La ville de Jos a accueilli un nouveau débat organisé par la DW
La ville de Jos a accueilli un nouveau débat organisé par la DW

La majorité des réfugiés qui tentent de rejoindre l’Europe en traversant la Méditerranée viennent du Nigeria. Pourquoi partent-ils et quelles sont les solutions proposées aux candidats à l’exil ? La ville de Jos, dans le nord du pays a accueilli récemment un débat sur ces questions. Une manifestation organisée dans le cadre du projet "Dilemme Migration" de la Deutsche Welle.

"Lorsque tu vois la montagne de Kano, tu es encore loin de la ville", dit un proverbe haoussa. C’est ce proverbe qui a servi de fil rouge aux représentants politiques et de la société civile réunis à Jos pour un débat animé. Car ce qui est valable pour Kano, métropole économique séculaire du nord du Nigeria, l’est, a fortiori, pour l’Europe. Il ne suffit pas de voir le continent pour s’y installer. "Presque tous les jeunes rêvent d’un avenir meilleur en Europe. Ils pensent que leur vie là-bas sera comme ce que leur vend la télévision ici," explique Isa Abdullahi. Professeur à l’Université Kashere, elle est l’une des invités de la manifestation organisée par la Deutsche Welle, en partenariat avec la radio "Unity FM".

Entre janvier et juin 2017, plus de 14.000 Nigérians ont tenté la traversée de la Méditerranée au péril de leur vie – c’est plus que dans n’importe quel autre pays. "Beaucoup de jeunes gens, même diplômés, ne trouvent pas de travail," selon l’économiste Isa Abdullahi. "Le système politique au Nigeria est ainsi fait qu’il profite surtout aux personnes plus âgées."

Terminus prostitution

Une remarque sur laquelle s’empresse de rebondir une autre intervenante du débat : Khadija Gambo Hawaja, militante des droits des femmes. "Les fonctionnaires nigérians de l’immigration sont des vieux. Pourquoi ie laissent pas les jeunes faire le travail à leur place ? Cela les inciterait à rester ici !"

Selon Khadija Gambo Hawaka, les femmes sont les premières victimes de l’attribution "à la nigériane" des emplois dans le secteur public. "Les femmes sont systématiquement mises à l’écart." C’est pour cela qu’elles sont souvent obligées de quitter leur pays pour l’Europe. La plupart du temps, elles atterrissent dans la rue ou dans un bordel. Selon les estimations, environ 40.000 étrangères se prostituent rien qu’en Italie. La plupart d’entre elles viennent du Nigeria ou de Roumanie.

Solomon Dalung ministre de la Jeunesse fait polémique

Le troisième intervenant, Solomon Dalung, ministre de la Jeunesse du Nigeria, entre dans la danse et rejette la faute sur les parents. "Si les mères éduquaient mieux leurs filles, cela n’arriverait pas." Une thèse qui suscite la désapprobation du public. Les quelques 200 personnes présentes dans la salle protestent bruyamment.

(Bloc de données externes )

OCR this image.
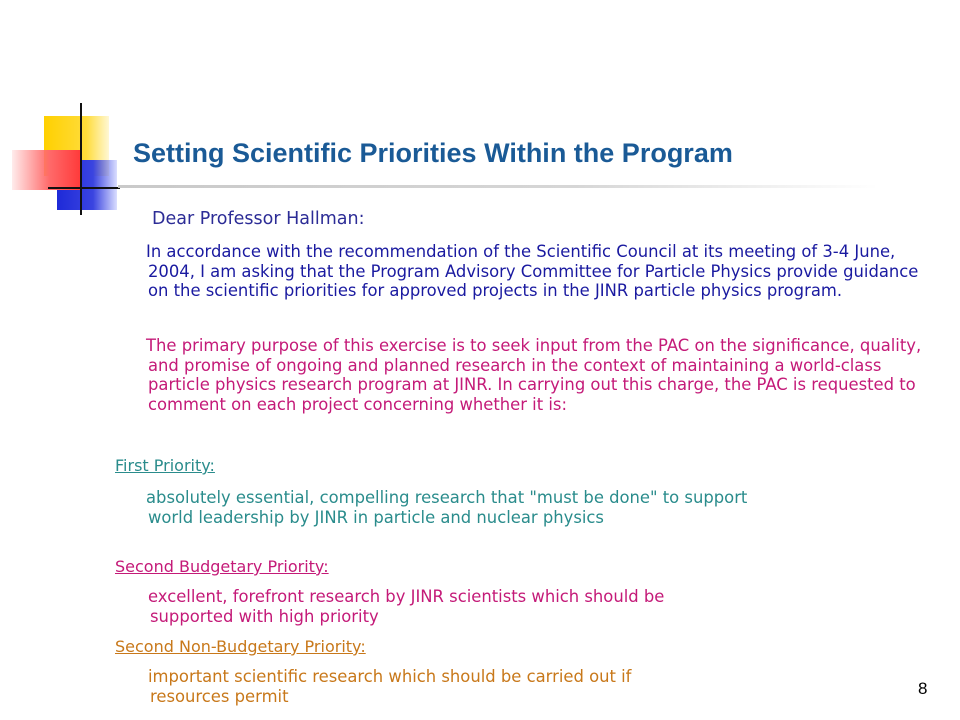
Setting Scientific Priorities Within the Program
Dear Professor Hallman:
In accordance with the recommendation of the Scientific Council at its meeting of 3-4 June, 2004, I am asking that the Program Advisory Committee for Particle Physics provide guidance on the scientific priorities for approved projects in the JINR particle physics program.
The primary purpose of this exercise is to seek input from the PAC on the significance, quality, and promise of ongoing and planned research in the context of maintaining a world-class particle physics research program at JINR. In carrying out this charge, the PAC is requested to comment on each project concerning whether it is:
First Priority:
absolutely essential, compelling research that "must be done" to support world leadership by JINR in particle and nuclear physics
Second Budgetary Priority:
excellent, forefront research by JINR scientists which should be supported with high priority
Second Non-Budgetary Priority:
important scientific research which should be carried out if resources permit	8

Le patriotisme ne se mange pas

Le gouvernement précédent ne s’est pas suffisamment engagé pour les jeunes gens, dit encore le ministre de la Jeunesse qui rappelle que l’an dernier, un nouveau programme de soutien a été mis en place. Il a déjà permis à 2000 jeunes de trouver un emploi. Solomon Dalung en appelle alors à l’honneur : selon lui un Nigérian qui aime véritablement son pays ne peut vouloir le quitter. Un jeune homme dans le public intervient : "comment pouvez-vous demander à quelqu’un d’être patriote lorsqu’il doit vivre avec un dollars par jour ?"

Le public est avide de réponses

Le gouvernement doit investir davantage dans la formation, en particulier dans le domaine de l’artisanat, renchérit Aliyu Tilde, bloggeur et militant des droits de l’homme, également sur le podium. Mais ce dernier en appelle aussi à la responsabilité des Etats européens : "si l’Europe s’engageait davantage pour la paix en Afrique, le quotidien serait moins difficile. Mais tant qu’il y aura des conflits, les gens iront tenter leur chance ailleurs."

Informer et dialoguer

Dans le cadre du projet DW "Dilemme Migration" quatre autres débats auront lieu cette année : à Abidjan (Côte d’Ivoire), Banjul (Gambie), Accra (Ghana) et Conakry (Guinée). Fin 2016, la DW avait déjà organisé des tables rondes à Dakar (Sénégal), Bamako (Mali) et Niamey (Niger). L’objectif est de mener ces discussions ailleurs qu’en Europe afin que les principaux concernés aient la chance de présenter leur point de vue.